On the same day as Whitman’s proclamation was voted, the attorney general in Tennessee forced Vanderbilt University Medical Center to turn over names of transgender patients during an investigation into billing practices for trans health care. The move sent a panic through the community of trans youth in Tennessee and Kentucky, according to the advocacy group Rainbow Youth USA, which fielded more than 375 calls from youths in crisis within 10 hours.
“There’s a lack of those symbols that we love our children,” Connolly said. “We love our children the way God makes them.”
She is also a parishioner at Holy Ghost and invoked Pope Francis’ admonition to “invite and love” the LGBTQ+ community.
“In that regard, I would say that this rainbow says, ‘We love our children,’” she said.

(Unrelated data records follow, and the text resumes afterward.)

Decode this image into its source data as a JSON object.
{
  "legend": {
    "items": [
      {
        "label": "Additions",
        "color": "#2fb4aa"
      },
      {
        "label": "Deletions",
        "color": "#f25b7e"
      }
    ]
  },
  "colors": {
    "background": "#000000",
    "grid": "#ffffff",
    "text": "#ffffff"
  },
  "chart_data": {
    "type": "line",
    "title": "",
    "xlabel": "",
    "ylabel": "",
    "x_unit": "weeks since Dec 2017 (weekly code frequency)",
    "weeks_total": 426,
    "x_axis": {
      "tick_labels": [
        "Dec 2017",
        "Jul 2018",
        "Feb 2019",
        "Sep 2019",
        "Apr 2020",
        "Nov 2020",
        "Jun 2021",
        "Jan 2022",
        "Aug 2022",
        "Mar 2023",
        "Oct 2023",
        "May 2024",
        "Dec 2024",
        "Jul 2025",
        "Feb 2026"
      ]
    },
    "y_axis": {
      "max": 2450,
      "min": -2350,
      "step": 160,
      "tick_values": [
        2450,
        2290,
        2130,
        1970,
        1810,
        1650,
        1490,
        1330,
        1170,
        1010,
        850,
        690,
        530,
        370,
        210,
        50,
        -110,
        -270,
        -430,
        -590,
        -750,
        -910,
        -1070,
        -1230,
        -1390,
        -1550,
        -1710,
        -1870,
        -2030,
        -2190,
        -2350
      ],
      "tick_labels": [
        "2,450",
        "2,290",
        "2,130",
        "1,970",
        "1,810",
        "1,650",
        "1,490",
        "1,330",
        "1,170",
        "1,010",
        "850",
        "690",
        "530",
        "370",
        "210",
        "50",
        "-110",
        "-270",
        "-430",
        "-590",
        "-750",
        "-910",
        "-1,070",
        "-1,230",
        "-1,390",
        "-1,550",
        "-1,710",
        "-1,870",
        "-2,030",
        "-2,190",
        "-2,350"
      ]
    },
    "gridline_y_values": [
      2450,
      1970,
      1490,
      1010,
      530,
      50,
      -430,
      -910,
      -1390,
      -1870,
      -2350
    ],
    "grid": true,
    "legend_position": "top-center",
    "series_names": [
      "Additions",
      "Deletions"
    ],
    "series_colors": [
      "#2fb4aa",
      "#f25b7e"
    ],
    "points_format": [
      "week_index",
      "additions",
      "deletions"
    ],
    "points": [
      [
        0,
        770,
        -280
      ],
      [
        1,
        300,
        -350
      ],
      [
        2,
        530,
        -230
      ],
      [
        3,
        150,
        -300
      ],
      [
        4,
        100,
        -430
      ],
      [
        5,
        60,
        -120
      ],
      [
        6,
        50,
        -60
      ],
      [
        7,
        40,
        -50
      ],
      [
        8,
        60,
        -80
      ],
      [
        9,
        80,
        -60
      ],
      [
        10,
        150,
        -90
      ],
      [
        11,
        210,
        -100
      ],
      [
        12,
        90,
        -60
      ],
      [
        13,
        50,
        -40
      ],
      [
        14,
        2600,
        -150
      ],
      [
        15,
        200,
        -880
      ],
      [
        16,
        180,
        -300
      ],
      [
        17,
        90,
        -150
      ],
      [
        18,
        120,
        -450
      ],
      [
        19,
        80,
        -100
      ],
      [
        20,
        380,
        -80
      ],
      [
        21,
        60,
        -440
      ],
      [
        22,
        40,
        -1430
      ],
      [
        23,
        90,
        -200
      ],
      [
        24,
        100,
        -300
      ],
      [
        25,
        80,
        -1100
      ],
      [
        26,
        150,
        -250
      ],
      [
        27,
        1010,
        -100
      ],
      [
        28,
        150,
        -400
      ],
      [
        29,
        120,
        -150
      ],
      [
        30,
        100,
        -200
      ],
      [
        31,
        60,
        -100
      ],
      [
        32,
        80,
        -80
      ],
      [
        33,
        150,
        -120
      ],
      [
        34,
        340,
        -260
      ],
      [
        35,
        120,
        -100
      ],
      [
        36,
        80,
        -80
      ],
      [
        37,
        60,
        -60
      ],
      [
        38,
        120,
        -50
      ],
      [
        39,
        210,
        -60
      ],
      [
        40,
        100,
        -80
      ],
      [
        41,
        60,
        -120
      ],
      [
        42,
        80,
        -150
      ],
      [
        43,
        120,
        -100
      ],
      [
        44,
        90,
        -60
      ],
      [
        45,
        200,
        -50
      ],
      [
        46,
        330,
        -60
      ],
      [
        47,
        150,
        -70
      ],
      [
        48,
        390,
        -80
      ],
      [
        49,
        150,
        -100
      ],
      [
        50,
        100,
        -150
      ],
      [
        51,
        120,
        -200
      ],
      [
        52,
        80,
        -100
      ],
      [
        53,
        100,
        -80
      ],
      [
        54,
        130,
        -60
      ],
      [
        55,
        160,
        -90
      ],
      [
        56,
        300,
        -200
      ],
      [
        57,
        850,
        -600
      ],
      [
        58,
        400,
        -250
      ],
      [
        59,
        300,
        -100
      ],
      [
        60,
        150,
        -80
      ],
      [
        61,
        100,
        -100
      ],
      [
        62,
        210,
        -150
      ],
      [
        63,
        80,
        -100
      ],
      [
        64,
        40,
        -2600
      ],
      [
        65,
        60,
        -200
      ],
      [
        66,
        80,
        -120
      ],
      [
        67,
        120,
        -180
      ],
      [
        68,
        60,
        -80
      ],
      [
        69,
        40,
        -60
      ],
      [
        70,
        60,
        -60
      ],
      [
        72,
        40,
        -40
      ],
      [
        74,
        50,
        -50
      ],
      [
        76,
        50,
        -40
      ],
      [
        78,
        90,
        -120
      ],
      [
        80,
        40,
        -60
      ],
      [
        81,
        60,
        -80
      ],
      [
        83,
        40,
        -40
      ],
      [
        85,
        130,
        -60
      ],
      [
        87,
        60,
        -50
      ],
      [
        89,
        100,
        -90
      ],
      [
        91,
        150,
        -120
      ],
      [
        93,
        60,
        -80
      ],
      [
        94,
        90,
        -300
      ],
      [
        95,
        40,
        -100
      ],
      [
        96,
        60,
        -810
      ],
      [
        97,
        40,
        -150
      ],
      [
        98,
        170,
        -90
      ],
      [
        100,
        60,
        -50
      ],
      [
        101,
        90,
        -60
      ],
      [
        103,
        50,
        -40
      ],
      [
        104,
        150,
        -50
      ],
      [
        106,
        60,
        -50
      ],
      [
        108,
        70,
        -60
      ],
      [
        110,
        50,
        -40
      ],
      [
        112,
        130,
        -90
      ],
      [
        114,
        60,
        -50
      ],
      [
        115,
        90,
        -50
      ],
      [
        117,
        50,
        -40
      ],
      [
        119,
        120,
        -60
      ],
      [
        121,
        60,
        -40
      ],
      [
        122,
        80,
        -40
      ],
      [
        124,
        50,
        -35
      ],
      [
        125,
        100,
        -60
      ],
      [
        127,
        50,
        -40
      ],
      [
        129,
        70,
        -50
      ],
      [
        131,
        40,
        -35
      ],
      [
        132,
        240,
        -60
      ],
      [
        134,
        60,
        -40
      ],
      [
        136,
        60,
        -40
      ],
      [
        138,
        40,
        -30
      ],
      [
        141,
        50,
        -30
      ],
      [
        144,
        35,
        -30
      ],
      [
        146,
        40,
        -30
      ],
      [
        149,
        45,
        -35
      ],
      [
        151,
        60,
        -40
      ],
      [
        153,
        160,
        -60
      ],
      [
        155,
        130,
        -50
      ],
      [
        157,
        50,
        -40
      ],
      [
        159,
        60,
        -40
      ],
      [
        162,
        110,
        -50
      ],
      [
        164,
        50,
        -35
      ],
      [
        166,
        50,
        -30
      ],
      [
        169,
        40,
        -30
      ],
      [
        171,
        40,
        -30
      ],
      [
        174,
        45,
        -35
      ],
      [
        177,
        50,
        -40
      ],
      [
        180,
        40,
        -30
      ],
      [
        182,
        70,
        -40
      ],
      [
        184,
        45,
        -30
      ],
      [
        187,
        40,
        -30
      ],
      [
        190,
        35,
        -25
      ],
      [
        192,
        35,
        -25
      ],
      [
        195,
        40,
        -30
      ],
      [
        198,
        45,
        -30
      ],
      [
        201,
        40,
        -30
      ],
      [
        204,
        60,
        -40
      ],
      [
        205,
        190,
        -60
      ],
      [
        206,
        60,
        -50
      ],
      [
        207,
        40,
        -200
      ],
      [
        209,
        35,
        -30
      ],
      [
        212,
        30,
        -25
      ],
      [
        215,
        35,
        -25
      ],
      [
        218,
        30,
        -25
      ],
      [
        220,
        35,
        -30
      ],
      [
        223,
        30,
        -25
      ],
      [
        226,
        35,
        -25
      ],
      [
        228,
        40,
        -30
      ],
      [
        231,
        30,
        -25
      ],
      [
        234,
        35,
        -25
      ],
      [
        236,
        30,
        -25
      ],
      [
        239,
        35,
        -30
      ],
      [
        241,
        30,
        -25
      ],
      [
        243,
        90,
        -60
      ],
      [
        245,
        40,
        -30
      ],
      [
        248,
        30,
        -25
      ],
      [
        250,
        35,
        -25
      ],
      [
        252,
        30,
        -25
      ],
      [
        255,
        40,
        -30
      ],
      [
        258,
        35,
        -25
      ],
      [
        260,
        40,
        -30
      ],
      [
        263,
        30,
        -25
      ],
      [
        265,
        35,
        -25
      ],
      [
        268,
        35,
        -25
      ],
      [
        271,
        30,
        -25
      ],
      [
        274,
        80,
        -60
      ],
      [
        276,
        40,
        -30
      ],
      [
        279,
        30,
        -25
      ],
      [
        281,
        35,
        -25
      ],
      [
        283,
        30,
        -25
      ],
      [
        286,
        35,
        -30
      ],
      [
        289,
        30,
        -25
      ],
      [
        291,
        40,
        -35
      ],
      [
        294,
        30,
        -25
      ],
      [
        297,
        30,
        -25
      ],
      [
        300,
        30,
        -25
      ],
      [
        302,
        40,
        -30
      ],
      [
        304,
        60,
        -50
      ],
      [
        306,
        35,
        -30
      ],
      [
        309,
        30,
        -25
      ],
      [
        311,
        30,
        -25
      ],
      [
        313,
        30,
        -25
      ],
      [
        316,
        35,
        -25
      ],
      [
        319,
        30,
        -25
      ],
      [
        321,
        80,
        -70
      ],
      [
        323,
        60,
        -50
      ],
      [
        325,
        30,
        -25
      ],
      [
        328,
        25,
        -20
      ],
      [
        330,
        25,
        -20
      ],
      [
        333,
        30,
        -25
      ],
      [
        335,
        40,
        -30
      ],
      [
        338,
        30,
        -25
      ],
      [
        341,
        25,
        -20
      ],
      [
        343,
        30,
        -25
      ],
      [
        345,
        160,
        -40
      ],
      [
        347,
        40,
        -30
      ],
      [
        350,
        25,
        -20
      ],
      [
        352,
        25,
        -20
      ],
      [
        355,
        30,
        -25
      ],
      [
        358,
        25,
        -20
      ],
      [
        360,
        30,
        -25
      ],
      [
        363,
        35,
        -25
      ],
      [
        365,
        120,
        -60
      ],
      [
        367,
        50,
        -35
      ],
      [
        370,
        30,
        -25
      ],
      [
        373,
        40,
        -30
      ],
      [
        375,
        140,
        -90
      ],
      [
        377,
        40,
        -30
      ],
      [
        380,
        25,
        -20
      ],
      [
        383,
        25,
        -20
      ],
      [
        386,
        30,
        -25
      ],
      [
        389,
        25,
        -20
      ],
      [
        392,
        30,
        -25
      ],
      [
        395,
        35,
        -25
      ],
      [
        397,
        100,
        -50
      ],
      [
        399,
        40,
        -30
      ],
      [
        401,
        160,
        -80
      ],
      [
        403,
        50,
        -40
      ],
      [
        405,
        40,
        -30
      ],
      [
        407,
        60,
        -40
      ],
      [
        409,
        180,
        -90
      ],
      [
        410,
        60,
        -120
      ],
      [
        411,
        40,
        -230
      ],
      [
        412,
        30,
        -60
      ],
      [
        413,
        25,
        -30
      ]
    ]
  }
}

Bezanson challenged Evans’ being included in the vote because he had to leave the room during the first meeting. But Town Counsel Michelle McNulty explained that no longer applied because the original proposal by an immediate Evans family member, as a member Whitman Pride, was not the party putting forth the proclamation for a vote. The proclamation was brought for a vote by the Select Board as a form of speech on its own behalf.
“At this point in time, what is before the board is very different,” she said. “At this point in time you are taking government speech. Government speech, you control.”
Evans said he had contacted the state Ethics Commission, whose concern was about the appearance of undo influence because his wife was one of the people making the request and he filed a disclosure of with the Town Clerk’s office saying he could continue with his duties. The fact that the Whitman Pride request is no longer before the board because it was voting on the proclamation.
“This is the smart way to do it,” DiOrio said. “If they want to create a policy down the road, they can.”